With earthquakes, though, even with all that has been learned since the Good Friday quake, there are still potentially many more lessons. And engineers don’t know for sure whether they’ve got the answers right until they’re tested.
“There’s all these other phenomena that come with the earthquake — tsunami and liquefaction and so forth. And then there’s the stuff we don’t know about yet, we just haven’t had enough earthquakes to find and expose all of our vulnerabilities,” Marx said. “The problem is, how do I know what’s going to fail until after I have some tests or experiments to see what’s going to fail? And, unfortunately, we need a real live earthquake as our experimental testing ground. On one hand I’d rather not have any earthquakes, that solves the problem quite nicely. On the other hand, without the earthquakes, how are we going to expose our vulnerabilities so we can address them?”
It’s a daunting task, to say the least, especially for some of the old-school engineers at the time of the 1964 quake.
“They came back from that event and said, ‘If that’s what we’re supposed to design for, don’t bother.
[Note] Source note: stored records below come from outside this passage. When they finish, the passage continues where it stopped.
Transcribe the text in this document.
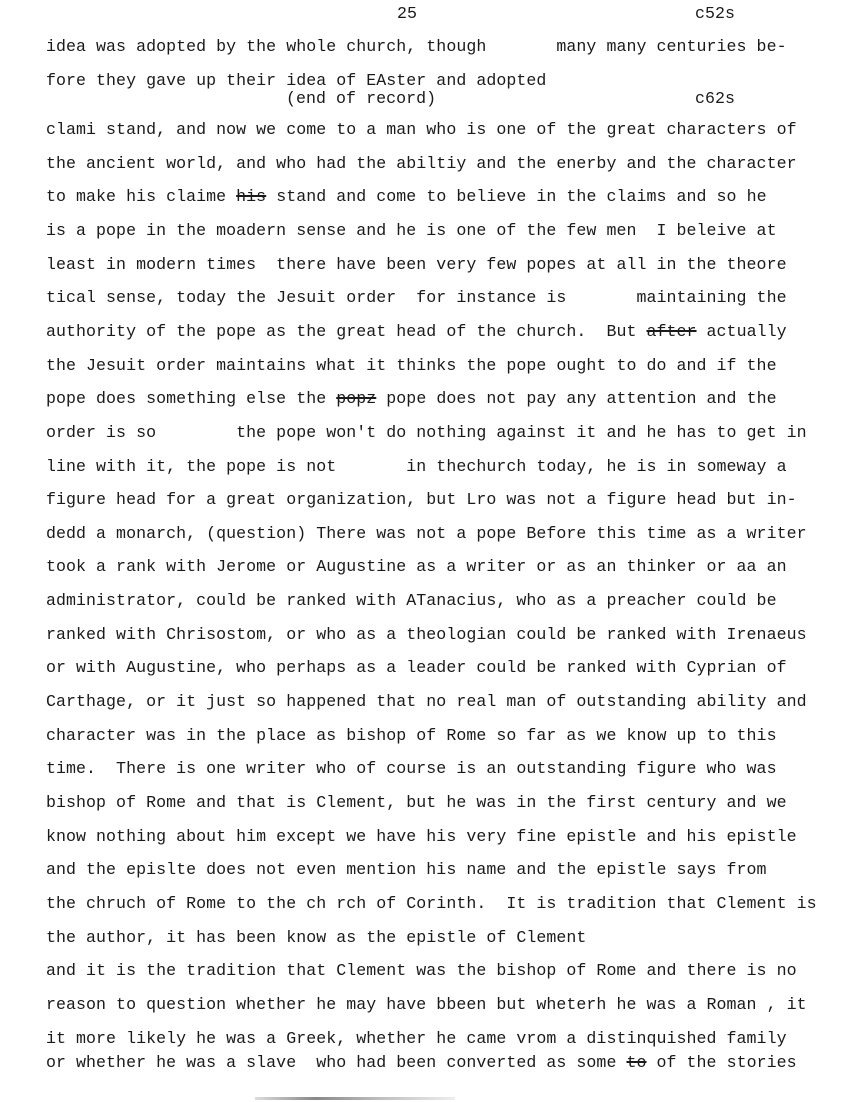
25	c52s
idea was adopted by the whole church, though       many many centuries be-
fore they gave up their idea of EAster and adopted
(end of record)	c62s
clami stand, and now we come to a man who is one of the great characters of
the ancient world, and who had the abiltiy and the enerby and the character
to make his claime his stand and come to believe in the claims and so he
is a pope in the moadern sense and he is one of the few men  I beleive at
least in modern times  there have been very few popes at all in the theore
tical sense, today the Jesuit order  for instance is       maintaining the
authority of the pope as the great head of the church.  But after actually
the Jesuit order maintains what it thinks the pope ought to do and if the
pope does something else the popz pope does not pay any attention and the
order is so        the pope won't do nothing against it and he has to get in
line with it, the pope is not       in thechurch today, he is in someway a
figure head for a great organization, but Lro was not a figure head but in-
dedd a monarch, (question) There was not a pope Before this time as a writer
took a rank with Jerome or Augustine as a writer or as an thinker or aa an
administrator, could be ranked with ATanacius, who as a preacher could be
ranked with Chrisostom, or who as a theologian could be ranked with Irenaeus
or with Augustine, who perhaps as a leader could be ranked with Cyprian of
Carthage, or it just so happened that no real man of outstanding ability and
character was in the place as bishop of Rome so far as we know up to this
time.  There is one writer who of course is an outstanding figure who was
bishop of Rome and that is Clement, but he was in the first century and we
know nothing about him except we have his very fine epistle and his epistle
and the epislte does not even mention his name and the epistle says from
the chruch of Rome to the ch rch of Corinth.  It is tradition that Clement is
the author, it has been know as the epistle of Clement
and it is the tradition that Clement was the bishop of Rome and there is no
reason to question whether he may have bbeen but wheterh he was a Roman , it
it more likely he was a Greek, whether he came vrom a distinquished family
or whether he was a slave  who had been converted as some to of the stories
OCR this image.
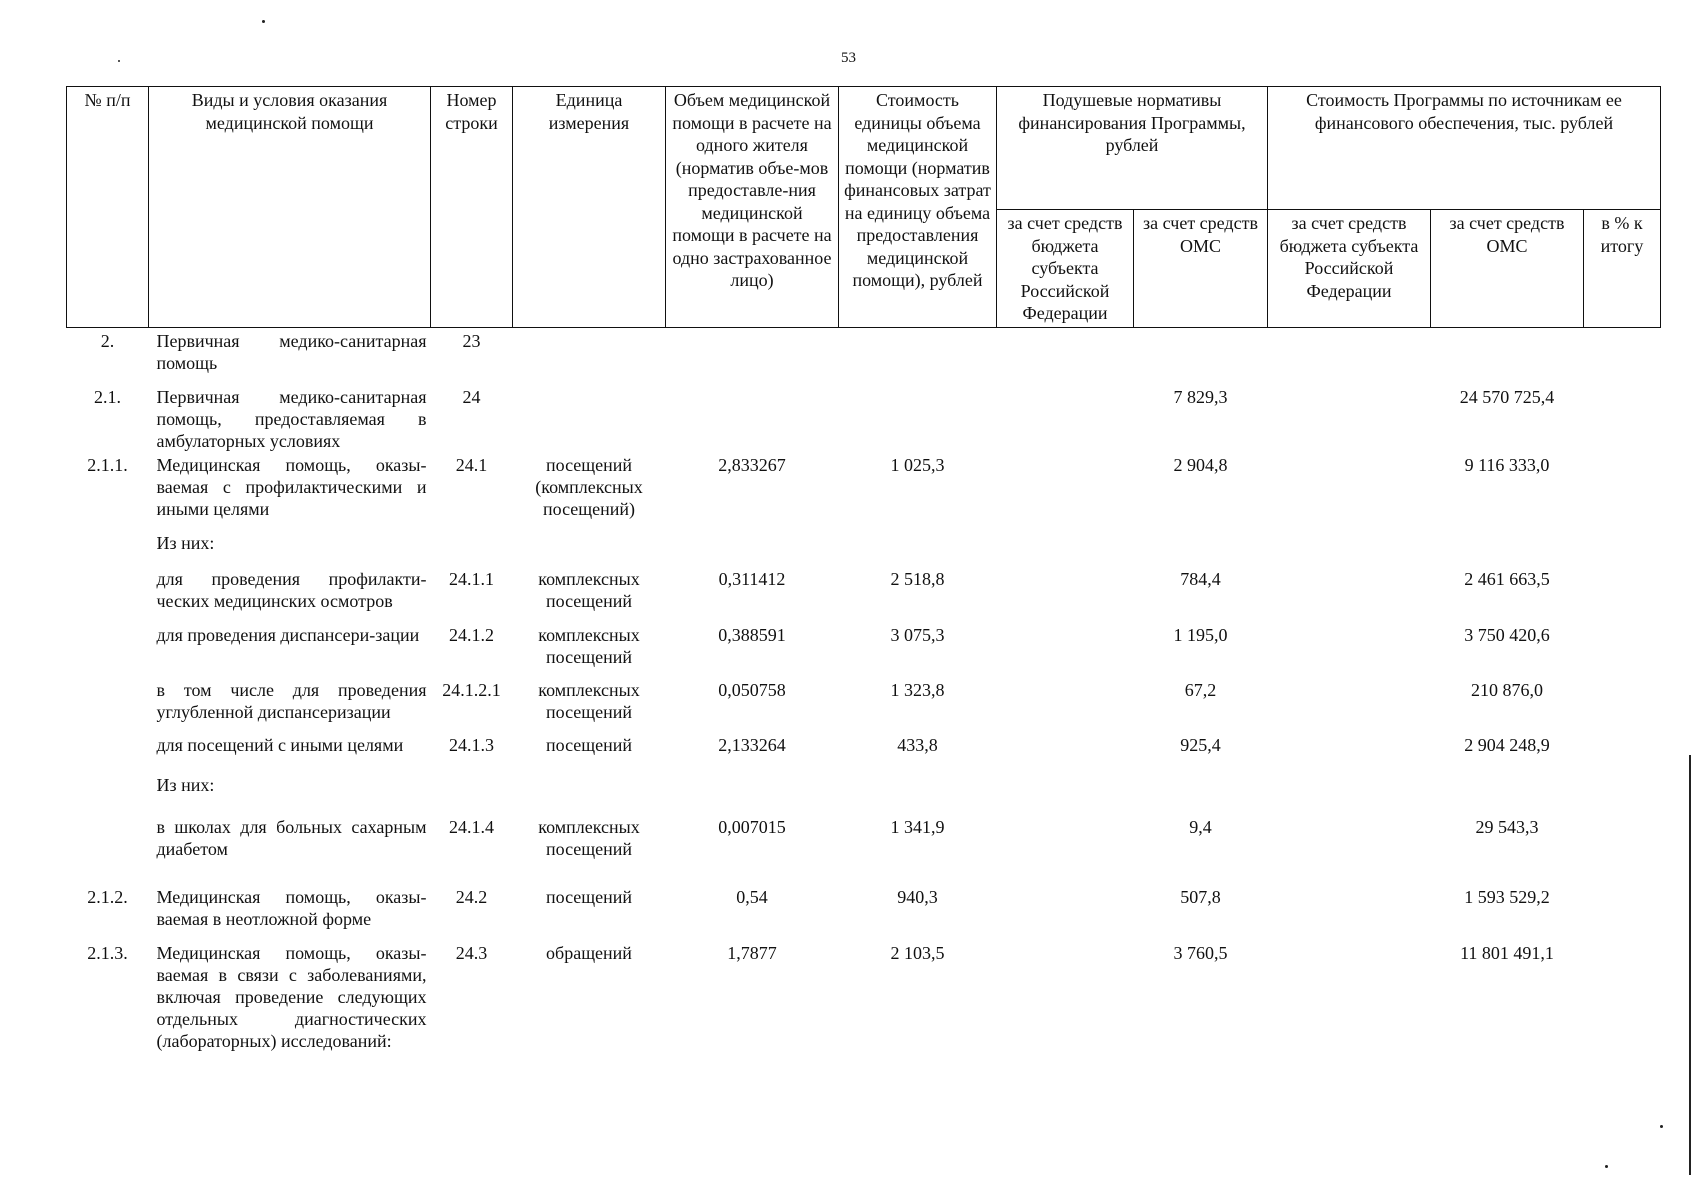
53
№ п/п	Виды и условия оказания медицинской помощи	Номер строки	Единица измерения	Объем медицинской помощи в расчете на одного жителя (норматив объе-мов предоставле-ния медицинской помощи в расчете на одно застрахованное лицо)	Стоимость единицы объема медицинской помощи (норматив финансовых затрат на единицу объема предоставления медицинской помощи), рублей	Подушевые нормативы финансирования Программы, рублей		Стоимость Программы по источникам ее финансового обеспечения, тыс. рублей		
						за счет средств бюджета субъекта Российской Федерации	за счет средств ОМС	за счет средств бюджета субъекта Российской Федерации	за счет средств ОМС	в % к итогу
2.	Первичная медико-санитарная помощь	23								
2.1.	Первичная медико-санитарная помощь, предоставляемая в амбулаторных условиях	24					7 829,3		24 570 725,4	
2.1.1.	Медицинская помощь, оказы-ваемая с профилактическими и иными целями	24.1	посещений (комплексных посещений)	2,833267	1 025,3		2 904,8		9 116 333,0	
	Из них:									
	для проведения профилакти-ческих медицинских осмотров	24.1.1	комплексных посещений	0,311412	2 518,8		784,4		2 461 663,5	
	для проведения диспансери-зации	24.1.2	комплексных посещений	0,388591	3 075,3		1 195,0		3 750 420,6	
	в том числе для проведения углубленной диспансеризации	24.1.2.1	комплексных посещений	0,050758	1 323,8		67,2		210 876,0	
	для посещений с иными целями	24.1.3	посещений	2,133264	433,8		925,4		2 904 248,9	
	Из них:									
	в школах для больных сахарным диабетом	24.1.4	комплексных посещений	0,007015	1 341,9		9,4		29 543,3	
2.1.2.	Медицинская помощь, оказы-ваемая в неотложной форме	24.2	посещений	0,54	940,3		507,8		1 593 529,2	
2.1.3.	Медицинская помощь, оказы-ваемая в связи с заболеваниями, включая проведение следующих отдельных диагностических (лабораторных) исследований:	24.3	обращений	1,7877	2 103,5		3 760,5		11 801 491,1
Because you can’t do it,’” Marx said. “They’re all gone now, and I’m naïve enough to think that we can design for it. But these were not ignorant, dumb engineers, these are guys who were every bit as bright as the folks practicing today, and if they say that (the ’64 quake) was that devastating and the folks who lived through it agree, then maybe we better not get too excited and say, ‘No, it won’t collapse.’ The next great earthquake might identify something that we didn’t even know was a problem and the bridges and buildings and everything else suffer because of it. What I can say is we’re employing the best technologies and techniques, we’re researching these things, we’re trying to obviate these modes of failure.”
Any bridge DOT has built in Alaska since the mid-2000s is designed and constructed using the newest earthquake techniques, like the steel-filled pipes.
“But as many bridges as we replace a year, about 12 a year, we’ve got about 1,000. It’s going to take a long time to replace all these bridges to the high standard that we design to now,” Marx said.
So for older bridges, DOT has instituted a seismic retrofit project to reinforce existing structures.
“These are relatively inexpensive but usually quite successful techniques at helping a bridge better survive an earthquake,” he said.
On the Kenai Peninsula’s highways, the recently built bridges in Seward are of the latest and greatest design, while the others, such as the Kenai River bridges, have been retrofit and should fare better when — not really a matter of if — the next big quake hits.
Most damages to a bridge would be visually obvious — surface cracks, chunks missing, rails bent, etc. But the severity of the damage might not be assessable with a glance, and if a quake happens at night, it’ll be that much harder to see. So people are recommended to stay put in the event of a quake as much as possible until crews have a chance to investigate and remediate any road and bridge damages that might have occurred. Locally based DOT highway crews are trained to assess bridge and roadway damages. And in anything over a 6.0-magnitude quake, DOT inspectors are dispatched to assess whether bridges are safe to travel on. In the 2002 Denali quake, affected bridges were deemed safe to support repair crews and equipment within 24 hours.
That’s the ultimate goal, to take a licking and keep on trucking.
“The best compliment we could probably receive after a large earthquake is they didn’t know there were any bridges on that route anyway. If we go unseen, that probably means we’re doing our job well,” Marx said. “There are no absolutes in earthquake engineering, it’s just the best we can do today, and we’re certainly doing more and more all the time.”